Een kwartier fluisteren ging voorbij. De mannen, het blijkbaar eens,dronken op de afspraak en schudden elkaar de hand. Ieder ging zijns weegs. Hein beklom de wankele trap naar de zolder van de herberg.Zou nachtrust hem niet van pas komen? De koning verwachtte hem die ochtend klokke tien in de ridderzaal. ‘Ogen en oren kom ik te kort’, opende de koning het gesprek. De vreemdeling in de herberg had er dus geen syllabe van gelogen. Geen oog had Hein die nacht dicht gedaan. Zijn zolderkamer kon hij uittekenen; bij het licht van sterren en maan, week het duister, zag hij de kruk en het wankele tafeltje, waarop een kan met water en een keramieken schaal. Water om zich te wassen werd nog geput.Dat het ijs-en ijskoud was, moest je maar voor lief nemen.Die vroege morgen had het hem klaarwakker gemaakt. De koning had hem opgewacht op een troon in de ridderzaal, hem verzocht plaats te nemen in een der zetels. Hem fluisterend verzocht de gangen na te gaan van zijn opgroeiende dochter, prinses Liander.Een lieftallige verschijning,maar grillig, met nukken. Haar moest Hein in het oog houden. Zonder zelf in de gaten te lopen. Niet een legerleider,geen vijand,struikrover,nee een jonkvrouw van koninklijke bloede. Omzichtig dwaalde hij door de vertrekken,nissen en de gangen van het kasteel. Al gauw kreeg hij een oogje op haar; beantwoordde zij,in het voorbijgaan,zijn knipogen. Liefde op het eerste gezicht. Hij stapte over zijn verlegenheid heen en bekende haar,na weken toenadering,zijn liefde in een nis van het kasteel. Prinses Liander,eerst wat naïef,spreidde haar verliefdheid ten toon te midden van haar hofdames. Ook haar vader en broer bespeurden haar gedragsverandering, tijdens de maaltijden.

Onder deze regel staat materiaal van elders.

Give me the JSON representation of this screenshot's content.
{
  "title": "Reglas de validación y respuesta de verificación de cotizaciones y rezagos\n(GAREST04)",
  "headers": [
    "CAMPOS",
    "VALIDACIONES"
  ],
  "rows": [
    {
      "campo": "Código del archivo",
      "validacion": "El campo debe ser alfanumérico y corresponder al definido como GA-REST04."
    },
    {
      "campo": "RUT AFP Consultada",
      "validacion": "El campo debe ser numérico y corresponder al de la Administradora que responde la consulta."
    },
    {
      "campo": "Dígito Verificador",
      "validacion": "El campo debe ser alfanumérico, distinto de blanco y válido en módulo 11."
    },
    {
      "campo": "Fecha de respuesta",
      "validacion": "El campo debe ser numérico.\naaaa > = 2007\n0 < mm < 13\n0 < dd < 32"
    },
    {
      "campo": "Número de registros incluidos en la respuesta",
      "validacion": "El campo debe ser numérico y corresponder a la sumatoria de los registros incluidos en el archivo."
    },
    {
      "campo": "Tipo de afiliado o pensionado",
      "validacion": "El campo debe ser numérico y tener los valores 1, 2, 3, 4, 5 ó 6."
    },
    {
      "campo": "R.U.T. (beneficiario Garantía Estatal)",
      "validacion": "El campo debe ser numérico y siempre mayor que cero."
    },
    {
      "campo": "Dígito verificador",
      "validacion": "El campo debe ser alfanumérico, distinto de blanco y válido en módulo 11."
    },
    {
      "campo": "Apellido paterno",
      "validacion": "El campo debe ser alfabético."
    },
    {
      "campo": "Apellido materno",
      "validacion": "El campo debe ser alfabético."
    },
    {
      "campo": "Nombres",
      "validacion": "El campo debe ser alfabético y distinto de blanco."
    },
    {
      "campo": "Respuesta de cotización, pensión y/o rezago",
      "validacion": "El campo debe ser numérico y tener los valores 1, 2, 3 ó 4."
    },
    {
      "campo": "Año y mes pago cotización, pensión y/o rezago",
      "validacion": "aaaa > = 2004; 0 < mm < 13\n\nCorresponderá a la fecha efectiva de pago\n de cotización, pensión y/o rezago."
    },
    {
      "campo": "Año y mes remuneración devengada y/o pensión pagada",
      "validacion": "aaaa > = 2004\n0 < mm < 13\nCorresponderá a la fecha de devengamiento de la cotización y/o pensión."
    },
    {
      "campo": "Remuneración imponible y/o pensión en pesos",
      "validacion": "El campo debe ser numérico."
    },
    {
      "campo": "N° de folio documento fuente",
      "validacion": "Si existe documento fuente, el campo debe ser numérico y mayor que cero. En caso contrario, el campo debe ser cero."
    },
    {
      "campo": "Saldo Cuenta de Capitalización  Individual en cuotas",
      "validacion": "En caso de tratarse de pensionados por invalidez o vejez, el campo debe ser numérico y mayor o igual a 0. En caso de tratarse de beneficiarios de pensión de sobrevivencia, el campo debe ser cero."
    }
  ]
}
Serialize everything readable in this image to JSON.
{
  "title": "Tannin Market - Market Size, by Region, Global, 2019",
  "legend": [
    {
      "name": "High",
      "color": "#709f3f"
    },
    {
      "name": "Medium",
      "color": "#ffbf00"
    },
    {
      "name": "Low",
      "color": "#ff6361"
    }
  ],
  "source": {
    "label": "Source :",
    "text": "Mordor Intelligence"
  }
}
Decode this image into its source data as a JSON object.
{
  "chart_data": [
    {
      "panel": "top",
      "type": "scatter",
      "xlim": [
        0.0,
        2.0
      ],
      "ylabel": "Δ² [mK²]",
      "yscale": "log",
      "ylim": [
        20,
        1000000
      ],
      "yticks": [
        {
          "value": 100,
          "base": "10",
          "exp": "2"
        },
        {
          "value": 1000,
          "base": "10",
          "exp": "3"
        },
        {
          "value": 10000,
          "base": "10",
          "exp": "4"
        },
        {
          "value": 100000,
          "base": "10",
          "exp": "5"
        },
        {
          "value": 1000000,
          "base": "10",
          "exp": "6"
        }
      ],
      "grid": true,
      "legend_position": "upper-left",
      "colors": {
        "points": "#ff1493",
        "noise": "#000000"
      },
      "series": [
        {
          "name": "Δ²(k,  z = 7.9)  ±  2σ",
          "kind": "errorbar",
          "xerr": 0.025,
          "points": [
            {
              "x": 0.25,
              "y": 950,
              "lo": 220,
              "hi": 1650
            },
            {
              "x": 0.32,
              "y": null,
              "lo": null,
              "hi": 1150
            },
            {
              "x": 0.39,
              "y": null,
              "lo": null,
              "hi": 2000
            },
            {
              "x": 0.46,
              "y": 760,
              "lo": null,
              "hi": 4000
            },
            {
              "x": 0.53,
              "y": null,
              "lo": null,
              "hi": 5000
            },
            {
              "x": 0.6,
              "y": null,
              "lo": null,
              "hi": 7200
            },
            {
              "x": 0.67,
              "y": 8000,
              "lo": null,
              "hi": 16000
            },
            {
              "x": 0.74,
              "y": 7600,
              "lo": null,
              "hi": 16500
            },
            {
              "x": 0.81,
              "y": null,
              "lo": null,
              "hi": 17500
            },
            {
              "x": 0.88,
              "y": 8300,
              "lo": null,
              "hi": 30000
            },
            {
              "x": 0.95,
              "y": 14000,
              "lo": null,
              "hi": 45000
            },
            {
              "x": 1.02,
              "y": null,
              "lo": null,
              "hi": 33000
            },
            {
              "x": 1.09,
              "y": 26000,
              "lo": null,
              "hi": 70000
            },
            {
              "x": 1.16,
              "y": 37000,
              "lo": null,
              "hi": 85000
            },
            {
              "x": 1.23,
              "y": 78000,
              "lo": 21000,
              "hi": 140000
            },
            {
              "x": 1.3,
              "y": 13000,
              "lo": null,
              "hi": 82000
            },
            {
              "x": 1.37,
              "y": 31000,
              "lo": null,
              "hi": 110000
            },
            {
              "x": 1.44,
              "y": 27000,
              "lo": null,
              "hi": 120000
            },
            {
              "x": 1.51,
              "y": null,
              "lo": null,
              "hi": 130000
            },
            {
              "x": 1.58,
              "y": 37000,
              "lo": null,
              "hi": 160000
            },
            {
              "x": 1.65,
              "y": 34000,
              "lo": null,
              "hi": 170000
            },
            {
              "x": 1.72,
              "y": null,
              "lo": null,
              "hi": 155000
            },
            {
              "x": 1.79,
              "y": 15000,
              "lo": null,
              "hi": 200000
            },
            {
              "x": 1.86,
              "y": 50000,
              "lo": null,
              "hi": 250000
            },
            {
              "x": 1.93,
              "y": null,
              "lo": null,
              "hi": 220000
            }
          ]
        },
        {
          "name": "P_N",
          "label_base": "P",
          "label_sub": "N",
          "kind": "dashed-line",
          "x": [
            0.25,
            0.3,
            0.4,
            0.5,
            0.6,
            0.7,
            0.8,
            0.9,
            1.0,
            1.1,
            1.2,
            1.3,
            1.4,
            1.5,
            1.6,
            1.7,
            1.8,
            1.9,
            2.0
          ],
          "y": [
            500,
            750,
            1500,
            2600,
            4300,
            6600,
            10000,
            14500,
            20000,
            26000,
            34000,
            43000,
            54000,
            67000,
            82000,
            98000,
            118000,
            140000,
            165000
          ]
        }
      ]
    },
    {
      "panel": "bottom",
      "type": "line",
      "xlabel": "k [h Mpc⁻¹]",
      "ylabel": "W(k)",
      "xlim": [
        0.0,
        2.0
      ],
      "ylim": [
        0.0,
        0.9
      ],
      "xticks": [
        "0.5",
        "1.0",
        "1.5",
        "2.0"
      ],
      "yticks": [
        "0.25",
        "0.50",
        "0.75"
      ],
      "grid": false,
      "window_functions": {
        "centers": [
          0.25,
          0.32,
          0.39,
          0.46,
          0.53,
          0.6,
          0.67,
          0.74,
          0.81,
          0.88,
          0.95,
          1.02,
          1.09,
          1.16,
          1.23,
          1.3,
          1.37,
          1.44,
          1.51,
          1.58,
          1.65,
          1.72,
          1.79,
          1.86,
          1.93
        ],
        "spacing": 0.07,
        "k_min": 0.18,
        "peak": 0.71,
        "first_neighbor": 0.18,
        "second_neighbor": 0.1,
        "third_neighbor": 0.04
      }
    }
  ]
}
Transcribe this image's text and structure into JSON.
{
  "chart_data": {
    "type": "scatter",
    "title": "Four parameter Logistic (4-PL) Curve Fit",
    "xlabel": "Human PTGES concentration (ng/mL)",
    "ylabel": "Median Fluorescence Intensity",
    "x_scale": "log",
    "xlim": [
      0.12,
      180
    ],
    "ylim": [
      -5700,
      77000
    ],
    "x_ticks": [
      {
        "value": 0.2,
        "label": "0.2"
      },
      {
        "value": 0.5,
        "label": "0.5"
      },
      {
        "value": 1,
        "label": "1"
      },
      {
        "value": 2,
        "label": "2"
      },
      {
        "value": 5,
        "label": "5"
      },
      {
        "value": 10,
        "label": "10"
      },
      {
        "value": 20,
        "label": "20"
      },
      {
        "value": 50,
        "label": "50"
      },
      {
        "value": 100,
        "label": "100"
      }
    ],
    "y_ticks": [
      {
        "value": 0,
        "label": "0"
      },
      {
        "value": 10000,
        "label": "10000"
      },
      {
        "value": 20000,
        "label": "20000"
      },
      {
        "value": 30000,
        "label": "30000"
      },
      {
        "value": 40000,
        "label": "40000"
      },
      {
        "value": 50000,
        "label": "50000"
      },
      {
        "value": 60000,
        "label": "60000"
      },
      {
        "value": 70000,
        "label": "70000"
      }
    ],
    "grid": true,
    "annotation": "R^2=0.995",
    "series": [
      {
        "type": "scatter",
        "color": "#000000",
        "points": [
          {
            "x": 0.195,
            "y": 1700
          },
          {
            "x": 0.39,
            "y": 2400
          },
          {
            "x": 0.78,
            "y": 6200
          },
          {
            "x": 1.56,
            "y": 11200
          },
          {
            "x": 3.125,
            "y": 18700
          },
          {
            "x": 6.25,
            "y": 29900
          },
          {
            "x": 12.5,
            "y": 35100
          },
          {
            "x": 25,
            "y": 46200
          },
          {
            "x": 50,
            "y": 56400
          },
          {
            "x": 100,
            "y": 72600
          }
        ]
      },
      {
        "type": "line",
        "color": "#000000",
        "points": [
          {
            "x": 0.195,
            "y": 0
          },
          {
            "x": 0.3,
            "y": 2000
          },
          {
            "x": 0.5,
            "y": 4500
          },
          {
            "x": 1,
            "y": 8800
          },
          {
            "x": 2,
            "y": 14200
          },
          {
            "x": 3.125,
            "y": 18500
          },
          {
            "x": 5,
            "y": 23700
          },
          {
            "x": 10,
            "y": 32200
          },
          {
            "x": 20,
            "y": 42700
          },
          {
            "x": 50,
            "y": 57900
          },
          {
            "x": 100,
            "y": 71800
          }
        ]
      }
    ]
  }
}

Met enige argwaan sloegen ze haar gedragingen gade. Wat wisten ze van het complot tussen koning en soldaat? Uiteindelijk kon ook de prinses haar verliefdheid niet onder stoelen of banken steken. Ze biechtte alles eerlijk op. De koning streek met zijn hand over het hart; sprak zijn zegen uit over deze wondere verbintenis. Sneeuwen deed het toen hun huwelijk werd voltrokken.